I was on the right track though, in the sense of keeping track of the two highest and two lowest values. A combination of these will yield the biggest answer. They went with the keep track of the highest product of two and lowest product of two. I coded up their answer as well just for understanding:

```
function optimalHighestProduct(arr) {
//we need to keep track of the highest, lowest, maxProductOfThree, maxProd2, minProd2.
//initialize the variables.
var current
var max = Math.max(arr[0], arr[1])
var min = Math.max(arr[0], arr[1])
var maxProd3 = arr[0] * arr[1] * arr[2]
var maxProd2 = arr[0] * arr[1]
var minProd2 = arr[0] * arr[1]
for (var i = 2; i < arr.length; i++) {
current = arr[i]
//do we have new max prod?
maxProd3 = Math.max(maxProd3, maxProd2 * current, minProd2 * current)
//do we have a new max prod 2, or min prod 2?
maxProd2 = Math.max(maxProd2, max * current)
minProd2 = Math.min(minProd2, min * current)
//do we have a new max or min?
max = Math.max(max, current)
min = Math.min(min, current)
}
return maxProd3
}
```

The greedy approach is simple and powerful. Don't waste time and space if you need to! Here are some keywords to look for, where a greedy algorithm may work well: find the greatest, find the highest return, what is the optimal solution... stuff like that.

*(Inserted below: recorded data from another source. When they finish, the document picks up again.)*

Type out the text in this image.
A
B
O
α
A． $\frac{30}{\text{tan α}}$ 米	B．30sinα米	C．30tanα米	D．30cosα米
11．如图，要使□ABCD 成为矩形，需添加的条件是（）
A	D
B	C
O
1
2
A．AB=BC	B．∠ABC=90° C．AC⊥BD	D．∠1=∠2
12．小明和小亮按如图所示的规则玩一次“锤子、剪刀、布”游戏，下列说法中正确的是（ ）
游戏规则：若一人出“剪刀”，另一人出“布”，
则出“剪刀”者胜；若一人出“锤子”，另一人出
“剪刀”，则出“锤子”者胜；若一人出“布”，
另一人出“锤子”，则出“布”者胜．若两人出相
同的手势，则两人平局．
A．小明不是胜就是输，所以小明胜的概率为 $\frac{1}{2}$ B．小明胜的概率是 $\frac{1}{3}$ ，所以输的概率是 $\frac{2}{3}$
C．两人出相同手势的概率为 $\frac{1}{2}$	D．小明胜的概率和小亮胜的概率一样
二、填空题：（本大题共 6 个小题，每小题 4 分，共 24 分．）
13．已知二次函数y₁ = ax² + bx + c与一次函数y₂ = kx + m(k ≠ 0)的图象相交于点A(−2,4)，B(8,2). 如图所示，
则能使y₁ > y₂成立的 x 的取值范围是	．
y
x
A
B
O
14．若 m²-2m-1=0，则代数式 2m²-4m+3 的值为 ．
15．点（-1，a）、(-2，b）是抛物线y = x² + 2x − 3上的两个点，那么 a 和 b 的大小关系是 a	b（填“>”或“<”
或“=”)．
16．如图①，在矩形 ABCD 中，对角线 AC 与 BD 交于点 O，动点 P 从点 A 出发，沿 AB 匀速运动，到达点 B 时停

And questions to ask: what values do I need to keep track of as I iterate over the data in order to return the optimal solution? In which order do I need to perform these updates to keep things in order?

The Greedy approach almost always provides the best time and space complexity.

On an unrelated note: I learned the difference between slice and splice in Javascript.

```
var foo = ['E', 'V', 'A', 'N']
var bar = foo.slice(0, 2)
console.log(foo) // will output ['E','V','A','N']
console.log(bar) // will output ['E','V']
var x = [1, 2, 3, 4, 5]
var y = x.splice(2, 2)
console.log(x) // will output [1,2,5];
console.log(y) // will output [3,4]
```

`Slice`

"cuts out" a certain number of values from the array and returns them, leaving the original array unchanged. `Splice`

"cuts out" a certain number of values from the array and returns them, *mutating the original array in the process*. That's the little gotcha between the two. Slice doesn't mess with the original but splice does.